Chi choy (dried seaweed) usually comes in round sheets. Cut a small piece and soak to soften prior to use mainly in soups.
Fatt choy (dried sea moss) is very fine and has the appearance of hair when dried. It has a soft texture when soaked. The name fatt choy in Cantonese is the homonym for “striking it rich”, hence the popularity of this ingredient in many dishes cooked during the Chinese New Year.
Hae bee (dried shrimps) are used to flavor many dishes. They can be used to make soup stock or fried as a garnish. Dried shrimps should be soaked for a short time before use.
Ho See (dried oysters) are costly and considered a delicacy. They are very flavorful and are added to congees, soups, and stews. Dried oysters should be soaked to soften and carefully washed to remove sand and impurities.
Jiu hu (dried cuttlefish) is usually roasted or grilled before use or eaten as a snack. It is very chewy and has a concentrated flavor.
Dried cuttlefish is hard, chewy, and difficult to cut. Thinly cut strips can be found and are very convenient when just a little is required in stir fries and stews. Simply rinse before use.
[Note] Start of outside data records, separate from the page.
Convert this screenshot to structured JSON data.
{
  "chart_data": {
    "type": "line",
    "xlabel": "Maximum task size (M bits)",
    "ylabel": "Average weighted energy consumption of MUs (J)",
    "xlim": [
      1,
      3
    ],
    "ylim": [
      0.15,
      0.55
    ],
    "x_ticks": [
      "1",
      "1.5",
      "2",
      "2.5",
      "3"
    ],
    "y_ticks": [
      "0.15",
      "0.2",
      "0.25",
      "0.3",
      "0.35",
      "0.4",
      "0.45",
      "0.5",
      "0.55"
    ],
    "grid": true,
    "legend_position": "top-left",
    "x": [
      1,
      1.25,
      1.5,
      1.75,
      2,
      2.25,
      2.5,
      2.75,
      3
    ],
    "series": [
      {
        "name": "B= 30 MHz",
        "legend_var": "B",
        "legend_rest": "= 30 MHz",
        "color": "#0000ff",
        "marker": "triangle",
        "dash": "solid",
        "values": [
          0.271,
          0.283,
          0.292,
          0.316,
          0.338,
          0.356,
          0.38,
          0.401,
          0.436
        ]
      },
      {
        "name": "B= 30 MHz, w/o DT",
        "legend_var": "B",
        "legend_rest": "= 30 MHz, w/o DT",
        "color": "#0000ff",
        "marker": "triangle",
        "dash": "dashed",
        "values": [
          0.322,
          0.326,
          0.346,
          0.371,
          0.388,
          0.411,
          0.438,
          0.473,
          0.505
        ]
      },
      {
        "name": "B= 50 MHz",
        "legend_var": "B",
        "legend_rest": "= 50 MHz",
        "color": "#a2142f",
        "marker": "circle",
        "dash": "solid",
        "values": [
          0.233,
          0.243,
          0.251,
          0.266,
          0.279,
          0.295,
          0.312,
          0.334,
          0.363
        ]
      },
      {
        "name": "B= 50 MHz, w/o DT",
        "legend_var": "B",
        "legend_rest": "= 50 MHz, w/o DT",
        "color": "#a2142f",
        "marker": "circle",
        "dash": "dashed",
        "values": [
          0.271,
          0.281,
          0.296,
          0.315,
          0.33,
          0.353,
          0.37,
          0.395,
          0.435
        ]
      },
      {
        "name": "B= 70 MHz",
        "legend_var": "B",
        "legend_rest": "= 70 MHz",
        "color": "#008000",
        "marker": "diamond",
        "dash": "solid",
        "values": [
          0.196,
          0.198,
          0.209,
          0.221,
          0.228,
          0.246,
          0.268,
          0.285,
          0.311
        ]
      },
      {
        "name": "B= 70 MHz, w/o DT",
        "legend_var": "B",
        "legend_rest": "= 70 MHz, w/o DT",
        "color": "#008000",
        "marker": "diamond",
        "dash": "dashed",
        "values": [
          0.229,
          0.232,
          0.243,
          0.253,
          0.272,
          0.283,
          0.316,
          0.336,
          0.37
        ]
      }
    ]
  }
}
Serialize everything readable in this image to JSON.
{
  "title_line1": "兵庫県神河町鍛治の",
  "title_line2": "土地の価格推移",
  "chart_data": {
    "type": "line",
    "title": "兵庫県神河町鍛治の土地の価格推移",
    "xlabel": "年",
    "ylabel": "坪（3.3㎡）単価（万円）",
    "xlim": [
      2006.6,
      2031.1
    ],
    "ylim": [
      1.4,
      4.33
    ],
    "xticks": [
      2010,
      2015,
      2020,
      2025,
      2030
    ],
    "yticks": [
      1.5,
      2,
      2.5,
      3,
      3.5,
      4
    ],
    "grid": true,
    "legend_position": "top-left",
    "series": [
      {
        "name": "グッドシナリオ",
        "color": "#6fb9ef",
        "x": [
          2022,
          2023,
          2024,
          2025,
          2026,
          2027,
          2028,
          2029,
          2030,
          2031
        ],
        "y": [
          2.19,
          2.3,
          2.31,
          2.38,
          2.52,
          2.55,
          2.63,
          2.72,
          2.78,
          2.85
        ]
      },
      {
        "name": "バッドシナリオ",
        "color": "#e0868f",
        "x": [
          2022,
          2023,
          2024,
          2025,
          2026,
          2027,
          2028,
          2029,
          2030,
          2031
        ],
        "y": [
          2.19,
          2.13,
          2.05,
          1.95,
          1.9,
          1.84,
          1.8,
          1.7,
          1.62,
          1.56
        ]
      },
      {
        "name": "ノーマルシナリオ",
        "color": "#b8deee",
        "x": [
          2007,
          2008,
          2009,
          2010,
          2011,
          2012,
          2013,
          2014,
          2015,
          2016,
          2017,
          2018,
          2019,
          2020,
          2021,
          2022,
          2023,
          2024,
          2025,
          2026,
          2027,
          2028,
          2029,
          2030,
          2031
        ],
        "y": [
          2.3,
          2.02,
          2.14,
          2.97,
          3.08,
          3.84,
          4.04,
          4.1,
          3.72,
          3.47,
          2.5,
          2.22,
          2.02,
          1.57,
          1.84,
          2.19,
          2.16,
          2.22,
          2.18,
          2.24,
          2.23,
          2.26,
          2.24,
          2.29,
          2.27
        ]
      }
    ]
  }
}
Kang Hu (dried anchovies) can be fried and eaten or used in many dishes. They are also often used to make soup stock. Dried anchovies should be peeled to remove the bones and stomach sac. They are usually rinsed or soaked for a short period of time before use.
Kiam Hu (salted fish) is fish preserved or cured with salt or brine. Once considered as “poor man’s food”, it is now deemed a specialty ingredient and can be pretty expensive. Kiam hu can be served directly by frying or added as a flavor enhancer to dishes like steamed pork, steamed chicken, fried noodles, fried vegetables, and even soup.